А вернувшись, рассказывал:
«Знаете, я недавно у Толстого в Гаспре был. Он еще в постели лежал, но много говорил обо всем и обо мне, между прочим. Наконец я встаю, прощаюсь. Он задерживает мою руку, говорит: "Поцелуйте меня", и, поцеловав, вдруг быстро суется к моему уху и этакой энергичной старческой скороговоркой: "А все-таки пьес ваших я терпеть не могу. Шекспир скверно писал, а вы еще хуже!»
«Дама с собачкой», в которой герой Гуров сначала заводит адюльтер, а потом курортный роман переходит в глубокое искреннее чувство и любовники понимают, что оно - главное в их жизни, Льва Николаевича огорчила.
«И казалось, что еще немного — и решение будет найдено, и тогда начнется новая, прекрасная жизнь; и обоим было ясно, что до конца еще далеко-далеко и что самое сложное и трудное только еще начинается». Этими словами в завершении рассказа, и самим рассказом, ставшим очень популярным, Чехов перевернул мнение, которое Толстой увидел в «Душечке». То есть прекрасное в самой любви, пусть она и разрушает сразу два брака. Это прозвучало как прямой вызов принятому Львом Николаевичем взгляду на жизнь.

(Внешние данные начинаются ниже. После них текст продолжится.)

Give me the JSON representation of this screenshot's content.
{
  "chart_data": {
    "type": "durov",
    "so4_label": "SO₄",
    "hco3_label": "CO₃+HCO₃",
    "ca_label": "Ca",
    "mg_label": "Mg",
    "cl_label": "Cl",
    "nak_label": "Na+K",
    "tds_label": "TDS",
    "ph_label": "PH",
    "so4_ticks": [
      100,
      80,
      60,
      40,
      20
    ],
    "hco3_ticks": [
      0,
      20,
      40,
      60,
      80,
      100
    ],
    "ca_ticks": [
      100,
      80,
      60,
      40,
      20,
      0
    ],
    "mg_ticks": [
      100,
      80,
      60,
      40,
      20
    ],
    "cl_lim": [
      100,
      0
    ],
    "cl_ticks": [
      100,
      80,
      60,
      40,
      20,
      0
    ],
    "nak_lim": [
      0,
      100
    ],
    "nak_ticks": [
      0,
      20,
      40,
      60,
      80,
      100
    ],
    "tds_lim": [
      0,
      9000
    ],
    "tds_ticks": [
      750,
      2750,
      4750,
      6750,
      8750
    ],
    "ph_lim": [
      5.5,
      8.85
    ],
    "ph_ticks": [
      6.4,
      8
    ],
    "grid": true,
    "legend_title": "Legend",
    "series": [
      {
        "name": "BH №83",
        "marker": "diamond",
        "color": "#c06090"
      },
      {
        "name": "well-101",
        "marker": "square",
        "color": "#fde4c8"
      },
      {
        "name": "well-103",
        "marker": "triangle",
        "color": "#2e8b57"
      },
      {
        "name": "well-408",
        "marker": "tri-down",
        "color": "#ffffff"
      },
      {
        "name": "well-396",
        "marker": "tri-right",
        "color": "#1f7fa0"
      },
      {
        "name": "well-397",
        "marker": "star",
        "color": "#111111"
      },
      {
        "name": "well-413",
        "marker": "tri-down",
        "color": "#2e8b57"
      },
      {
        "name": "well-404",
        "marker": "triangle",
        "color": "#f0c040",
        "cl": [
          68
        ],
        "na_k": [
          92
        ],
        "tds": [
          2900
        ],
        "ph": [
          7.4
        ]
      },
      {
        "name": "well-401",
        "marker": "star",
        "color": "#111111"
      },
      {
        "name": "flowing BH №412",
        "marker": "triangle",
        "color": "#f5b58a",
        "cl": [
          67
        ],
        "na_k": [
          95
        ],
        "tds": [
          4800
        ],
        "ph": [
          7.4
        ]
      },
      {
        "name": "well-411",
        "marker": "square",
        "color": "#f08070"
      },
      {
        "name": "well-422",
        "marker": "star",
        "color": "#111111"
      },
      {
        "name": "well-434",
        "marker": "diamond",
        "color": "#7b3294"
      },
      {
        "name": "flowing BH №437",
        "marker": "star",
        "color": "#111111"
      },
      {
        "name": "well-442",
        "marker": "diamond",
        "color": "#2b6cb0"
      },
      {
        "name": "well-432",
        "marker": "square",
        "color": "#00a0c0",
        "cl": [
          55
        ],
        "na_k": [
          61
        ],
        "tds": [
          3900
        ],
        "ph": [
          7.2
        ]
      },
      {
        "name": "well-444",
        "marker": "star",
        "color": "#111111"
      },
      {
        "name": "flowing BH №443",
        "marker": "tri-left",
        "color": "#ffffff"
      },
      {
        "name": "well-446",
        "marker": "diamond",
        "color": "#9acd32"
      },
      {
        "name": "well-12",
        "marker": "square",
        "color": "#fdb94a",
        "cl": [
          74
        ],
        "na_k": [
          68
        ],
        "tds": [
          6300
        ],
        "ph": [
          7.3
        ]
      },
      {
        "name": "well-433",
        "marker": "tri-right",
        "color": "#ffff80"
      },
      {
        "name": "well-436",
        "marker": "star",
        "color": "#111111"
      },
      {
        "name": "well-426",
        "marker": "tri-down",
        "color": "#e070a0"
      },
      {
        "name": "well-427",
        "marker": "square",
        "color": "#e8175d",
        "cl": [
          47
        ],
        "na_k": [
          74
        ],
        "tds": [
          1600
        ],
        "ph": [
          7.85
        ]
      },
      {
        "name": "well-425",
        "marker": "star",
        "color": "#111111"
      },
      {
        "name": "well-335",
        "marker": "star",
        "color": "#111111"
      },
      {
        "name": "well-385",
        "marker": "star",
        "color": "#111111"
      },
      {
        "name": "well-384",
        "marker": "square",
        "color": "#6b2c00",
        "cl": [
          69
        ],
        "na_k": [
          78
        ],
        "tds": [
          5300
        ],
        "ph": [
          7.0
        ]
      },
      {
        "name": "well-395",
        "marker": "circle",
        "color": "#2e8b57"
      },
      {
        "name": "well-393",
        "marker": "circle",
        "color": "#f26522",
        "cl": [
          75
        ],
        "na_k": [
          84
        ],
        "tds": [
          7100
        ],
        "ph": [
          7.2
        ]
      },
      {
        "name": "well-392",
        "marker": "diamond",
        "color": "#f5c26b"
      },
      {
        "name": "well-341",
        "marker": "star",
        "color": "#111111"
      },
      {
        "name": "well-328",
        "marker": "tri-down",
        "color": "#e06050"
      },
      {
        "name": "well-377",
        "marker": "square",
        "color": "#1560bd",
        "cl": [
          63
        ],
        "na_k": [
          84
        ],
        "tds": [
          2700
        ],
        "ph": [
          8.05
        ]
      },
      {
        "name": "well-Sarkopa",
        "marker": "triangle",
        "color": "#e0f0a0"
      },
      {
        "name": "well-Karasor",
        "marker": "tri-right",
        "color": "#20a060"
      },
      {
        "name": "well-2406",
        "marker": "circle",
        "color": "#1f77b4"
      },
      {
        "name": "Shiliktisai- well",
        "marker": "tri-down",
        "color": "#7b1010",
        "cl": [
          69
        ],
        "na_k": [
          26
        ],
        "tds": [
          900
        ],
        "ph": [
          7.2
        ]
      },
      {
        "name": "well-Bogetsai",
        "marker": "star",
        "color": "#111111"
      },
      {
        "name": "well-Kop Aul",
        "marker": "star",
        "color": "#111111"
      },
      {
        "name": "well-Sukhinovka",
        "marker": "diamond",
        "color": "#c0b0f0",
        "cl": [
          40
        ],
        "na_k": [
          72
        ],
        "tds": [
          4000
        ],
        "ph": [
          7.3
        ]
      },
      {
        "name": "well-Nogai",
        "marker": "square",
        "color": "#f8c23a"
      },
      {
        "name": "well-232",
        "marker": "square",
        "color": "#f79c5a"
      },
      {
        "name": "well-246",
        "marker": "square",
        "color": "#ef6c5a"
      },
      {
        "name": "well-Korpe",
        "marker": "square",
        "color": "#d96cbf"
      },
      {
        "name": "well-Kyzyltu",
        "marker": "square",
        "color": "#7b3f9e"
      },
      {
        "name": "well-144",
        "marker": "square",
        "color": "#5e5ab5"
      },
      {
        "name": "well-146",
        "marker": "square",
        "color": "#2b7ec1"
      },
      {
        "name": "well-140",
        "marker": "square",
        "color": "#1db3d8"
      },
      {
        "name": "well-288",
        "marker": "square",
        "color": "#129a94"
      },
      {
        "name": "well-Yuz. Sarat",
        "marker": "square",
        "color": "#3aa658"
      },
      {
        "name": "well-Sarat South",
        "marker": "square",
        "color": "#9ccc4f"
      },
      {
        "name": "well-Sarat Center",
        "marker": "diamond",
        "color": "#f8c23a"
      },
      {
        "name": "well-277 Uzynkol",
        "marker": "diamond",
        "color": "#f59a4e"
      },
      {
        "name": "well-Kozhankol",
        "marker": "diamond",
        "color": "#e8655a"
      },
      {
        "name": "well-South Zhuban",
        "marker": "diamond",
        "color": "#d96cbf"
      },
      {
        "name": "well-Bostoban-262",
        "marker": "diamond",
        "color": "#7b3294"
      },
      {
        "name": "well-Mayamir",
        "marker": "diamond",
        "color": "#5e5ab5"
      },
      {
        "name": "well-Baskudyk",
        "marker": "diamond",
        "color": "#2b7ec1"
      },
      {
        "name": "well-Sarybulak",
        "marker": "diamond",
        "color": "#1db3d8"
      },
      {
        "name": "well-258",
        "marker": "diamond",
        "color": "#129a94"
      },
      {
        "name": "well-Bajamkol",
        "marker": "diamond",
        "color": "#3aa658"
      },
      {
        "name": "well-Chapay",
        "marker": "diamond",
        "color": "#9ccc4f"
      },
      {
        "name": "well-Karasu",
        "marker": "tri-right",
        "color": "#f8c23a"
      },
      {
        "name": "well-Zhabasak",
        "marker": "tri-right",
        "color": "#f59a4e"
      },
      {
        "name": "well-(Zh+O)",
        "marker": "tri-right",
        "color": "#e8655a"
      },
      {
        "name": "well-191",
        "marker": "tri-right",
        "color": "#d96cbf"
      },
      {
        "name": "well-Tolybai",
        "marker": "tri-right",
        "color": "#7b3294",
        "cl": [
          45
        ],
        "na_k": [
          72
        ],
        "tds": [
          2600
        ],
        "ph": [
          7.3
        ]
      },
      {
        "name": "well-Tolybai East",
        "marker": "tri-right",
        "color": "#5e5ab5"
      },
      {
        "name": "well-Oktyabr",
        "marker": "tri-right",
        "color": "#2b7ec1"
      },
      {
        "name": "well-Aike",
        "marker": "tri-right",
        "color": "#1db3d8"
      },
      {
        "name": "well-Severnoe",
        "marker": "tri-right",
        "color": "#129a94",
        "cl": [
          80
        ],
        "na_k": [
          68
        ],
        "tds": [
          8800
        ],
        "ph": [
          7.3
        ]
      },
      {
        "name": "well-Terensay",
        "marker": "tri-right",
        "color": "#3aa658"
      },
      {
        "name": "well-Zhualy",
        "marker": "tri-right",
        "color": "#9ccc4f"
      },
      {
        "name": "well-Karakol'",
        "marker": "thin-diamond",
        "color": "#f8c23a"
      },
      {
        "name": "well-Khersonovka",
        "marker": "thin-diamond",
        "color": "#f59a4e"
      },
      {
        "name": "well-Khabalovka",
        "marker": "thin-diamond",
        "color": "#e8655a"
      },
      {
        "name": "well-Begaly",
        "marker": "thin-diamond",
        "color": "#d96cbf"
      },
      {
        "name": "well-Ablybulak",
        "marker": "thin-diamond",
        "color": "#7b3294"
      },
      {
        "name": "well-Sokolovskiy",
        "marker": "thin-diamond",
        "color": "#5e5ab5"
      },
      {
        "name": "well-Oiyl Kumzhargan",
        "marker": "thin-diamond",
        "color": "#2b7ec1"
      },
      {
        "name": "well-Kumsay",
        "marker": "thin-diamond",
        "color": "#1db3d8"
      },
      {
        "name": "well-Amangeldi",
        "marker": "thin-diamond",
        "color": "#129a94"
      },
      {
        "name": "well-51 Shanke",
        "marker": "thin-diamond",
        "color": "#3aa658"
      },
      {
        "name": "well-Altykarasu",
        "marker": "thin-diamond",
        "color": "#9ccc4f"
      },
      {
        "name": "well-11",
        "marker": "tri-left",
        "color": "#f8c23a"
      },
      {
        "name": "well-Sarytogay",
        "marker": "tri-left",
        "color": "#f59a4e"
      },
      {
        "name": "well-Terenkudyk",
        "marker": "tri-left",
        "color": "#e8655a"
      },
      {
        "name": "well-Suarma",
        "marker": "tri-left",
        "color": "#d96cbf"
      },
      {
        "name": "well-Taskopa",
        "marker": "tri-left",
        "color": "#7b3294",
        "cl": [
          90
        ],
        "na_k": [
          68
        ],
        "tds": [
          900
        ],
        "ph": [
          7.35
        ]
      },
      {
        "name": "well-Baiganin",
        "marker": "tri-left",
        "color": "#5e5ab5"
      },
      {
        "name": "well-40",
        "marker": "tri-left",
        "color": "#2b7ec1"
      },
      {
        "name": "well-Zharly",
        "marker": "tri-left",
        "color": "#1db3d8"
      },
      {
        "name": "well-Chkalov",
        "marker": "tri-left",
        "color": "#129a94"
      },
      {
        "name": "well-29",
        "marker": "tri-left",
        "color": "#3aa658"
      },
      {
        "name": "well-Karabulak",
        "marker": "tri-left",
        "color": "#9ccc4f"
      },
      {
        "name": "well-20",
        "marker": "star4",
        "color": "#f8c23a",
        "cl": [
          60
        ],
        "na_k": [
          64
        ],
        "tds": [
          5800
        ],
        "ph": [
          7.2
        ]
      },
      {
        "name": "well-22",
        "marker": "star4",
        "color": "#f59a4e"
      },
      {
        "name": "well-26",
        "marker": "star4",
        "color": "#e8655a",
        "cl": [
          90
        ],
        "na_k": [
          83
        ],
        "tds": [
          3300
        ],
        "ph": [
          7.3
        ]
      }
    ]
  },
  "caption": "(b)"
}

К тому же Чехов высказал и другую крамольную мысль:
«Каждое личное существование держится на тайне, и, быть может, отчасти поэтому культурный человек так нервно хлопочет о том, чтобы уважалась личная тайна».
Ответ Льва Николаевича в его дневниковой записи от 16 января 1900 года:
«Люди, не выработавшие в себе ясного миросозерцания, разделяющего добро и зло. Прежде робели, искали; теперь же, думая, что они по ту сторону добра и зла, остаются по сю сторону, т. е. почти животные».
Но и Чехов уже разочаровывался во многих идеях Толстого — в свете темы адюльтера легко проследить, например, как менялось отношение Чехова к «Крейцеровой сонате». Сначала он счёл повесть значительной, хотя и отметил отдельные недостатки в письме Алексею Плещееву в 1890 году:
«Так, его суждения о сифилисе, воспитательных домах, об отвращении женщин к совокуплению и проч. не только могут быть оспариваемы, но и прямо изобличают человека невежественного, не потрудившегося в продолжение своей долгой жизни прочесть две-три книжки, написанные специалистами».
Позже, в 1894-и, Чехов окончательно отвергает идеи Толстого, высказанные в повести «Крейцерова соната».
Антон Павлович пишет:
«Толстовская мораль перестала меня трогать, в глубине души я отношусь к ней недружелюбно… Во мне течёт мужицкая кровь, и меня не удивишь мужицкими добродетелями…»
Чехов не согласен с отношением Толстого к семье и браку, а вернее, с его морализаторским подходом к человеческой природе.
При этом, несмотря на идеологические расхождения, писатели остались в тёплых отношениях.
Время показало, что прав был всё-таки Антон Павлович.